Artificial neural networks for the electrocardiographic diagnosis of healed myocardial infarction

Abstract

Artificial neural networks are computer-based expert systems that learn by example, in contrast to the currently used rule-based electrocardiographic interpretation programs. For the purpose of this study, 1,107 electrocardiograms (ECGs) from patients who had undergone cardiac catheterization were used to train and test neural networks for the diagnosis of myocardial infarction. Different combinations of QRS and ST-T measurements were used as input to the neural networks.
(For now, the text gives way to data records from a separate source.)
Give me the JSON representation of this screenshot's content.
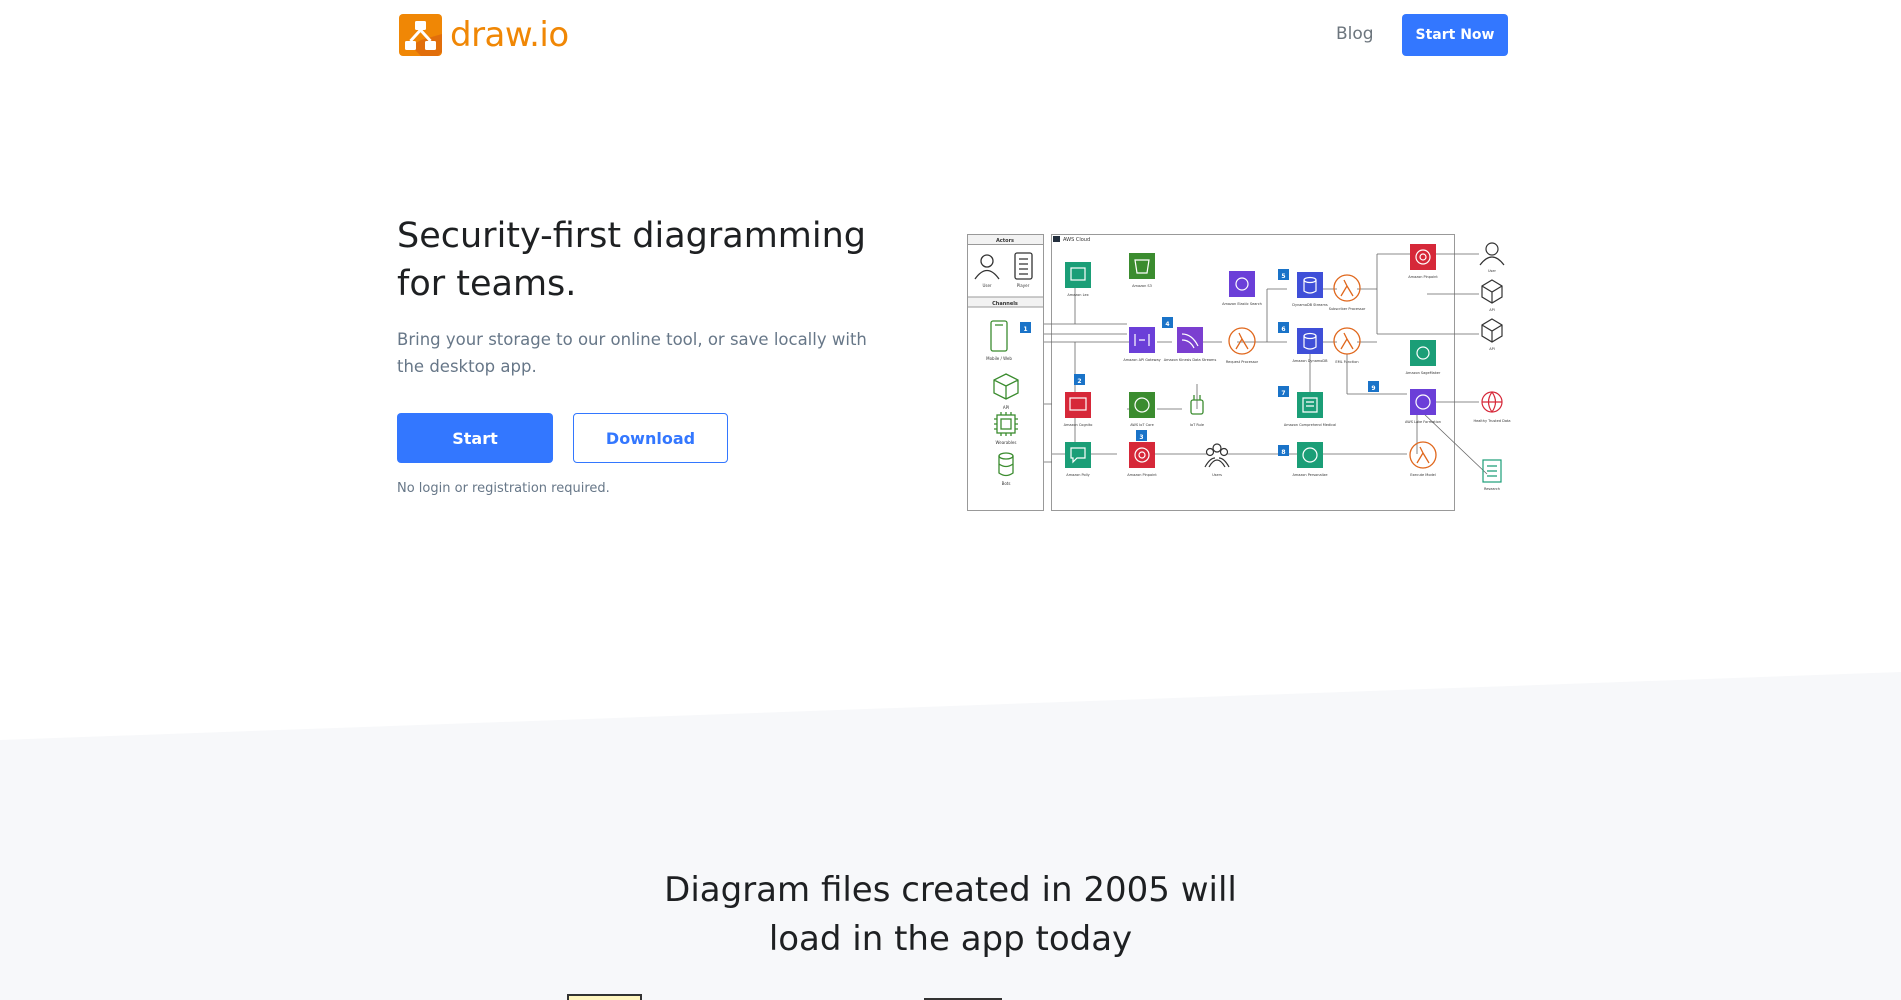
{
  "header": {
    "logo_text": "draw.io",
    "nav_blog": "Blog",
    "nav_start": "Start Now"
  },
  "hero": {
    "title": "Security-first diagramming for teams.",
    "subtitle": "Bring your storage to our online tool, or save locally with the desktop app.",
    "start_button": "Start",
    "download_button": "Download",
    "note": "No login or registration required."
  },
  "diagram": {
    "actors_label": "Actors",
    "channels_label": "Channels",
    "cloud_label": "AWS Cloud",
    "badges": [
      "1",
      "2",
      "3",
      "4",
      "5",
      "6",
      "7",
      "8",
      "9"
    ],
    "actor_labels": [
      "User",
      "Player"
    ],
    "channel_labels": [
      "Mobile / Web",
      "API",
      "Wearables",
      "Bots"
    ],
    "service_labels": [
      "Amazon Lex",
      "Amazon S3",
      "Amazon Elastic Search",
      "DynamoDB Streams",
      "Subscriber Processor",
      "Amazon Pinpoint",
      "Amazon API Gateway",
      "Amazon Kinesis Data Streams",
      "Request Processor",
      "Amazon DynamoDB",
      "EML Function",
      "Amazon SageMaker",
      "Amazon Cognito",
      "AWS IoT Core",
      "IoT Rule",
      "Amazon Comprehend Medical",
      "AWS Lake Formation",
      "Amazon Polly",
      "Amazon Pinpoint",
      "Users",
      "Amazon Personalize",
      "Execute Model"
    ],
    "right_labels": [
      "User",
      "API",
      "API",
      "Healthy Trusted Data",
      "Research"
    ]
  },
  "colors": {
    "brand_orange": "#f08705",
    "primary_blue": "#3377ff",
    "muted_text": "#677788",
    "section_bg": "#f7f8fa"
  },
  "section2": {
    "title_line1": "Diagram files created in 2005 will",
    "title_line2": "load in the app today"
  }
}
In a learning process, the networks automatically adjusted their characteristics to correctly diagnose anterior or inferior wall myocardial infarction from the ECG. Two thirds of the ECGs were used in this process. Thereafter, the performance of the networks was studied in a separate test set, using the remaining third of the ECGs. The results from the networks were also compared with that of conventional electrocardiographic criteria. The sensitivity for the diagnosis of anterior myocardial infarction was 81% for the best network and 68% for the conventional criteria (p < 0.01), both having a specificity of 97.5%. The corresponding sensitivities of the network and the criteria for the diagnosis of inferior myocardial infarction were 78% and 65.5% (p < 0.01), respectively, compared at a specificity of 95%. The results indicate that artificial neural networks may be of interest in the attempt to improve computer-based electrocardiographic interpretation programs.